Frank Shamrock left what appeared to be a dying promotion. The UFC was bleeding money, with no hope of getting television, and only on pay-per-view to satellite dish.
Ortiz then defeated Wanderlei Silva on April 14, 2000, in Tokyo, to win the vacant title. Ortiz was managed at the time by Dana White.
White, who was looking to start a boxing promotion with high school friend Lorenzo Fertitta at the time, while managing both Ortiz and Chuck Liddell. White, because of his association with Ortiz, the UFC's biggest star at the time, found out the company was on death's door. He told Fertitta, and this led to them purchasing the promotion.

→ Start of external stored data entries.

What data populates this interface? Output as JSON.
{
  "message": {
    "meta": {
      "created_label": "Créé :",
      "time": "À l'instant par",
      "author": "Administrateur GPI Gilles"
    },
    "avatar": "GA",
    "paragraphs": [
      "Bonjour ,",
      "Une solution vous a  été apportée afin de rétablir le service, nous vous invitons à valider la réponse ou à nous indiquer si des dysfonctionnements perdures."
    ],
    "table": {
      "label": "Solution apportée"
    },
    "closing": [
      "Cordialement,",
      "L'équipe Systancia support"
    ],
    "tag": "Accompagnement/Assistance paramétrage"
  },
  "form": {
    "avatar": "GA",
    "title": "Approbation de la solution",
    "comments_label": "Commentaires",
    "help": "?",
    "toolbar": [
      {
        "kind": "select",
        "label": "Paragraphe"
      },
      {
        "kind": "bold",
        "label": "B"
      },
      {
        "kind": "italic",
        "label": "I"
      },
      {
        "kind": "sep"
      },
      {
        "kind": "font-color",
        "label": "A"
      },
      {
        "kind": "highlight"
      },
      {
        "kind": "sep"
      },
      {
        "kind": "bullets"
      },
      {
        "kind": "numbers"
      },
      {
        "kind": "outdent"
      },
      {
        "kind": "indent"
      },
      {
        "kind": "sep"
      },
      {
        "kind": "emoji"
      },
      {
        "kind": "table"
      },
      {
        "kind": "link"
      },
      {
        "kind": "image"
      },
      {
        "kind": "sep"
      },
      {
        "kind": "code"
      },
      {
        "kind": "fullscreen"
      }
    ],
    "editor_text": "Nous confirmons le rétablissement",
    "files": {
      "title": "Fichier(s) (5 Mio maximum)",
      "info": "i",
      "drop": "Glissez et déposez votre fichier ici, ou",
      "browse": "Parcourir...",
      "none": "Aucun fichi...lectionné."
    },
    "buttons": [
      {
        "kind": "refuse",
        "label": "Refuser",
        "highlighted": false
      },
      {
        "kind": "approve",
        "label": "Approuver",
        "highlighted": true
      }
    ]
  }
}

But the early years were not successful, with many pay-per-views doing less than 35,000 buys. The only signs of life were Ortiz's fights with the likes of Ken Shamrock in 2002 (150,000 buys), Randy Couture in 2003 (75,000 buys) and Chuck Liddell in 2004 (105,000 buys).
There is a strong possibility that had Ortiz not been around to at least show that there was potential, that Fertitta would have thrown in the towel by 2002.
By 2006, everything had changed. The company got on Spike TV in 2005 and financially turned things around. In 2006, Ortiz fought four times. He beat Forrest Griffin, He got two wins over Ken Shamrock, before losing to Liddell. The Griffin fight broke the company's pay-per-view record topping 400,000 buys. The Shamrock fight destroyed it doing, 775,000 buys. The Liddell fight is still one of the few in company history to crack the 1 million mark. According to White, Ortiz earned $5.6 million that year.
Ortiz and Liddell were training partners. Ortiz claimed they had a pact that they would never fight, which Liddell has always denied was the case. Ortiz's avoiding the first fight fractured whatever friendship the two had. It led to the creation of an interim title, when Ortiz took a movie role instead of signing to face Liddell in 2003. But Ortiz ended up 0-2, losing by stoppage both times, against his former training partner.
Just as Ortiz's fought an established star in Mezger in his second UFC fight, Jones' second UFC win came against Stephan Bonnar. While today, Jones vs. Bonnar would side like a mismatch, in early 2009, nobody had heard of Jones as he dominated Bonnar for two rounds before tiring in the third, in the match that put him on the map.
Jones' biggest fight had a similar story. As Jones started impressing people in his early UFC fights, he wound up leaving his home in upstate New York to train at Greg Jackson's camp in Albuquerque. That was the home of light heavyweight stars Rashad Evans and Keith Jardine. At the time, a pact was made that the three would never fight.
While Jones' popularity these days is a mixed bag, it was a scant two years ago when the Newark, N.J. crowd was euphoric from start-to-finish on the night Jones became champion. He ran down a mugger in the park in the afternoon. He gave Mauricio "Shogun" Rua the beating of his career. Jones then charmed everyone, until he made a remark acting as if he would consider fighting Evans.
Crowds soured on Jones leading up to that fight after that remark, and he wasn't nearly as popular in his win over his former training partner. His popularity fell even more when his turning down a replacement fight with Chael Sonnen led to UFC 151 being canceled.
Still, through all of Ortiz's career ups-and-downs, perhaps his most emotionally satisfying moment came near the end.
Long past his prime, in what most figured to be his last match, with his neck and back fused, he stunned the heavily-favored Ryan Bader with a punch. Ortiz put Bader out with the same guillotine that Guy Mezger finished Ortiz with, and Bader was finished in 1:56.
At that point, it had been nearly five years since Ortiz won a fight. The win got Ortiz three more fights, all losses, before he retired after losing last summer at the age of 37 after losing his third fight with Griffin.
As one of the key stars in UFC history, Ortiz is a deserved company Hall of Famer.
But Jones as a fighter, already is far more.